Falling oil demand from China, high inventories and rising US shale production prompted Goldman Sachs to cut its forecast range for Brent oil by $5 to $70-85 a barrel.

Commercial inventories were flat in the peak summer demand season, contrary to expectations for draws, Wall Street bank analysts wrote in a note published by Investing.com.

Higher U.S. supply offset some of the seasonal demand, according to Goldman Sachs.

Efficiency gains among US producers boosted shale supply by 200,000 barrels per day (bpd) above investment bank expectations.

Higher supply from America and possibly from OPEC+ later this year and into 2025 has led Goldman Sachs to forecast Brent crude prices to average below $80 a barrel next year.

The current forecast is now for Brent to average $77 a barrel as OPEC+ could opt for a strategic move to add supply and punish non-OPEC+ growth, according to Goldman’s note published by Bloomberg.

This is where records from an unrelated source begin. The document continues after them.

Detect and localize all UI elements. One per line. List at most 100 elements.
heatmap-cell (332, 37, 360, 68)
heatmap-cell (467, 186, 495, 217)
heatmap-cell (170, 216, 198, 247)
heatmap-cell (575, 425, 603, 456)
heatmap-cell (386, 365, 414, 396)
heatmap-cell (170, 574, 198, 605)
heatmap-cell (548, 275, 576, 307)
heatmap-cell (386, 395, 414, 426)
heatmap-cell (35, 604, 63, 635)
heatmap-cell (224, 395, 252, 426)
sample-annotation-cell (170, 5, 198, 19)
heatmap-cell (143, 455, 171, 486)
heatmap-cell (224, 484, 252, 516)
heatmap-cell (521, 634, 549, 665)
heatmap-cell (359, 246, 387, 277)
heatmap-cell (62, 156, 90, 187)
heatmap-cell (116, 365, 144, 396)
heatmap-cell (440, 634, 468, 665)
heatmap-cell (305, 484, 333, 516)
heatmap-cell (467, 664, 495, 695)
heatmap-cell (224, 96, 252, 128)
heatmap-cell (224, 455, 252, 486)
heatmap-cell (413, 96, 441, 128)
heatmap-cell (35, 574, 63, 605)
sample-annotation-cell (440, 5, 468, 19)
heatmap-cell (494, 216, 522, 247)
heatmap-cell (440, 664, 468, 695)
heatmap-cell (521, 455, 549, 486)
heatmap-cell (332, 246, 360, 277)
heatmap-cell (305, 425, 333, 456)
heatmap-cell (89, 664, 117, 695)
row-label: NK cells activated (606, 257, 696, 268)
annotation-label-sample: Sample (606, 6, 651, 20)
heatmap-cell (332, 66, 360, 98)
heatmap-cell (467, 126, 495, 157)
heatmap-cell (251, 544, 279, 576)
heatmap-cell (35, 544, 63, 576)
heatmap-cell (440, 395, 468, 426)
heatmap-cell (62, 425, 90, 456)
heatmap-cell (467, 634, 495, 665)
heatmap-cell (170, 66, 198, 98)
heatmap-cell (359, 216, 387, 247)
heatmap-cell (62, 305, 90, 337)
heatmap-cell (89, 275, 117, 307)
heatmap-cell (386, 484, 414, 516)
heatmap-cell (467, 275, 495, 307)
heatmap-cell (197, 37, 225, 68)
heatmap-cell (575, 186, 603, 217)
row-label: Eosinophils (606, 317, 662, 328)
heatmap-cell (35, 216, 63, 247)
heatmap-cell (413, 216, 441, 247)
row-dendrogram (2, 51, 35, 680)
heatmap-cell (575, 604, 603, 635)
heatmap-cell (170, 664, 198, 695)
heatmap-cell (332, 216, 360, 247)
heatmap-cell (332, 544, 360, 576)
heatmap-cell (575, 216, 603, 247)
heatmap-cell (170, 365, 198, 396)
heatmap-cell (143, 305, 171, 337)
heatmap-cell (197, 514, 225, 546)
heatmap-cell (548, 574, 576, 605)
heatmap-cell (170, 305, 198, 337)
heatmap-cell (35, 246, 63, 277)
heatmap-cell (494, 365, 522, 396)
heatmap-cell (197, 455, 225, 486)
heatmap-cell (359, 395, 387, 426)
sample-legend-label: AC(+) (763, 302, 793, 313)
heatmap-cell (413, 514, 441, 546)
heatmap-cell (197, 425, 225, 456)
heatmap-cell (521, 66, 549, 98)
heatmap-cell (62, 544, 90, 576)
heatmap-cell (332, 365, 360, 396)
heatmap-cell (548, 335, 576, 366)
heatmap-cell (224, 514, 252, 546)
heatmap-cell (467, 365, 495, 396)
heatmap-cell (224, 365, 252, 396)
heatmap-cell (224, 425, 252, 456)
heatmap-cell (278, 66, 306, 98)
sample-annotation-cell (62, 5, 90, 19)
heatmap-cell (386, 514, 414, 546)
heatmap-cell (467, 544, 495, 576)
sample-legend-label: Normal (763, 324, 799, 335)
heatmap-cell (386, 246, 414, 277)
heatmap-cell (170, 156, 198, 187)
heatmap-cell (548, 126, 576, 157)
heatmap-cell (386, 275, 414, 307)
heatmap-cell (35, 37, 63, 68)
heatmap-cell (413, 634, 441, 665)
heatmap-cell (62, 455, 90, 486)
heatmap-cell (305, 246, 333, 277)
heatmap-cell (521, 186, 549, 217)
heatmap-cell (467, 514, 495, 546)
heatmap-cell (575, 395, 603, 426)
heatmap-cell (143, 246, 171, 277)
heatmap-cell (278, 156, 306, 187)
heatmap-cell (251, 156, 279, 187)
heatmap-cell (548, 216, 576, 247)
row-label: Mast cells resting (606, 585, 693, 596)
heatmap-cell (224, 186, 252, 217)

OPEC+ could decide to add supply to the market in a move that could “strategically discipline non-OPEC supply,” Goldman Sachs analysts wrote.

“Prices could outperform significantly in the near term, especially if OPEC strategically discourages stronger US shale growth or if a recession reduces oil demand,” the bank’s analysts noted, referring to a scenario where Brent could trade lower than its price forecast.

Morgan Stanley recently revised its oil price forecasts lower, reflecting expectations of increased supply from OPEC and non-OPEC producers amid signs of weakening global demand. The bank now anticipates that while the crude oil market will remain tight through the third quarter, it will begin to stabilize in the fourth quarter and potentially move into surplus by 2025.

Morgan Stanley cut its fourth-quarter forecast to $80 a barrel, down from $85, and now expects prices to gradually fall to $75 a barrel by the end of 2025, slightly more lower than their previous estimate of $76.